PATH is working to reestablish oral rehydration therapy (ORT) corners in Kenya, where mothers can easily access lifesaving rehydration for sick children.
While leading a group of visitors through a rural hospital in Kenya’s Western Province, Alfred Ochola gently examined a tiny, dehydrated child. If this child had received oral rehydration solution (ORS) maybe 4 or 5 hours before, he explained, she could have been treated as an outpatient. Lack of access to this simple and inexpensive solution is a burden that is felt by health care workers throughout the developing world. In one ward of the hospital in Bungoma District, one nurse manages 33 children, and sees about 10 cases of diarrhea per day.
“It hurts me,” says Alfred, the primary health care coordinator for PATH’s Kenya country program, “because diarrhea is controllable. It is preventable.”
He could see that many medical officers and hospital administrators had developed a perception that diarrhea was no longer ‘important’ so Alfred began by introducing the project to his medical superintendant.
As a result, the hospital superintendant allocated space within the hospital for the reestablishment of an Oral Rehydration Therapy (ORT) corner and equipment including a water heater for water purification, measuring jars, buckets with covers, plastic cups, a 250 liter water storage tank, a weighing machine, a thermometer, and supplies of ORS and zinc. Funds from PATH provide a simple set of supplies: comfortable benches for mothers to use as they administer ORS, plastic containers, a clock, hot plates to boil water and cook porridge.

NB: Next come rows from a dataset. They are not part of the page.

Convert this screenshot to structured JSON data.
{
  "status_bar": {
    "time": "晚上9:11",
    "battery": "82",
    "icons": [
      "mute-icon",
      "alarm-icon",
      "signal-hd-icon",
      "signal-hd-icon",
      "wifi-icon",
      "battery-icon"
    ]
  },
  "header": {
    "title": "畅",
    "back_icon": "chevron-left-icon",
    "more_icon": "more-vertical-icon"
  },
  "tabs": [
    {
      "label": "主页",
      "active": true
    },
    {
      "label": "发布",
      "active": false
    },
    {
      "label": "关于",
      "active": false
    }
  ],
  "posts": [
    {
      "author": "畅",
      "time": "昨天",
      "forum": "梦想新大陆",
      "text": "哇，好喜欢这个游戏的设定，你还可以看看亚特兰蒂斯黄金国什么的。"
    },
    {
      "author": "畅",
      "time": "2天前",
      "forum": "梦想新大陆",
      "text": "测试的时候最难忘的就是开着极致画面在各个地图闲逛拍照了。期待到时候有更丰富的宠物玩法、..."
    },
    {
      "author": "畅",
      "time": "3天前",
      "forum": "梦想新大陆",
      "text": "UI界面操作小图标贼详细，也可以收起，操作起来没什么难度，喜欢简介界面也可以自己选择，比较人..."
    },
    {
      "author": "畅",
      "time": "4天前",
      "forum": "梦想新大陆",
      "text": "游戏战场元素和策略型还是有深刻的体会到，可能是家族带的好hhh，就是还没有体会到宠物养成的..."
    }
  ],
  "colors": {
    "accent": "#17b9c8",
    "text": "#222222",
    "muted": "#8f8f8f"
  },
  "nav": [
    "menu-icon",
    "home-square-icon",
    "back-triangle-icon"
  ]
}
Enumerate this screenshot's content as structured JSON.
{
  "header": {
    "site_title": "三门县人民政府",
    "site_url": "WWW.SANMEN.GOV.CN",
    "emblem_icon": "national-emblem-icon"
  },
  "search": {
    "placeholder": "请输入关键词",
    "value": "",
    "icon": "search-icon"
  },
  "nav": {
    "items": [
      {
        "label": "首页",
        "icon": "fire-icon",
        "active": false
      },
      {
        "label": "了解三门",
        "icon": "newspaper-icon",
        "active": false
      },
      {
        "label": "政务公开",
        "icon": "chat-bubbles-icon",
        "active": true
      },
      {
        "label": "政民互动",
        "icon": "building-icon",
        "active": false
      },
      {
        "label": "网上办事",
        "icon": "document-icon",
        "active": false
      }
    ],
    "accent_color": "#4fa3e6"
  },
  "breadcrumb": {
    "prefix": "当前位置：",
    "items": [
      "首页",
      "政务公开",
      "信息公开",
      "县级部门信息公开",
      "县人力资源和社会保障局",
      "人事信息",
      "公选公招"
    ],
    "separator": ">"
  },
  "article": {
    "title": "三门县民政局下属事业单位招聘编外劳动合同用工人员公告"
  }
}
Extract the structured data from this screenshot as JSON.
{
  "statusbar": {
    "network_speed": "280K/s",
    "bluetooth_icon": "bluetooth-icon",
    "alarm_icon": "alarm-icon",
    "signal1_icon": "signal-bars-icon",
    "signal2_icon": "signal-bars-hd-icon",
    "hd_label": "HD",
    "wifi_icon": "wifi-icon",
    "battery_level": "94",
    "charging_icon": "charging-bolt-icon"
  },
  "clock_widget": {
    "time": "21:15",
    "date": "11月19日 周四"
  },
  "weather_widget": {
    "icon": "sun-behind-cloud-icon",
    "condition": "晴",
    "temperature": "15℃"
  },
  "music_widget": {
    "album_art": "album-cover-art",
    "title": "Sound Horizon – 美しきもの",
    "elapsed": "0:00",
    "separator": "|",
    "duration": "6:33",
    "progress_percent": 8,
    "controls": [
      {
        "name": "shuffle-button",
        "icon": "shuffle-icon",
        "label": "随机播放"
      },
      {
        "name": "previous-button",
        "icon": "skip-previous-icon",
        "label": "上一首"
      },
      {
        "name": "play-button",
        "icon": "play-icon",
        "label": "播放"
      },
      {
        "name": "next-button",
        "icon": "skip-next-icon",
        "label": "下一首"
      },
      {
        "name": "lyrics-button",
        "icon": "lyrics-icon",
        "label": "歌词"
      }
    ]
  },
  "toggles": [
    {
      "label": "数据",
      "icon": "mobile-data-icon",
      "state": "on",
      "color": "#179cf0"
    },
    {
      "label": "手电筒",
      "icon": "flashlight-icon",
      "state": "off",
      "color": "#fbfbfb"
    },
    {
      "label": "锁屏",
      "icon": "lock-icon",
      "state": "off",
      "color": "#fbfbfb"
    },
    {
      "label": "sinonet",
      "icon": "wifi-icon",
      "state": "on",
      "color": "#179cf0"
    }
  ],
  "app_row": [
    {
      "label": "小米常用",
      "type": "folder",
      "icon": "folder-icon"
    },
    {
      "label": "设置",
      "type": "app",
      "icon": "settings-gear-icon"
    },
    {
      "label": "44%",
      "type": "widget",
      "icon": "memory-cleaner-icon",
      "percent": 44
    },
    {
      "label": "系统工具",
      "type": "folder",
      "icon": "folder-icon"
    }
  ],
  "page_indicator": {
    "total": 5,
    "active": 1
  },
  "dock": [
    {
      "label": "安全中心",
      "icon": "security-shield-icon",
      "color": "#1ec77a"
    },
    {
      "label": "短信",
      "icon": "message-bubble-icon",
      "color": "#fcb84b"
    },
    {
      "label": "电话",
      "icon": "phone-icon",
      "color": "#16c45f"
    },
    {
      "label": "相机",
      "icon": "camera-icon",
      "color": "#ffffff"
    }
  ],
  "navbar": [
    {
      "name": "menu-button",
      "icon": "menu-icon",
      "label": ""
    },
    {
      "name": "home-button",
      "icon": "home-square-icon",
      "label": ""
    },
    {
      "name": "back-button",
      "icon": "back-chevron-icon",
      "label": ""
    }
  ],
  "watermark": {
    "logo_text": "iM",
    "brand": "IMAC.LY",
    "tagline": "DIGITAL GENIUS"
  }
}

Alfred’s revitalization of ORT Corners in Kenya has already began to change a bleak picture. When an ORT Corner is established, children ultimately admitted to the hospital with severe dehydration could easily drop to as few as 2 cases per day. It will revolutionize the way health care workers and caregivers approach the treatment of diarrhea.
In just a few months, Alfred has revitalized 22 ORT Corners and trained over 200 health care workers on protocol for administering new, low-osmolarity ORS and zinc treatment. Alfred is also building relationships with the Ministry of Health to ensure a constant supply of zinc tablets and ORS packets.
The results are already outstanding: the number of children who suffer long hospital stays and even death from diarrhea are declining, health care workers are able to treat other urgent cases, and mothers are able to more actively participate in the treatment of their children.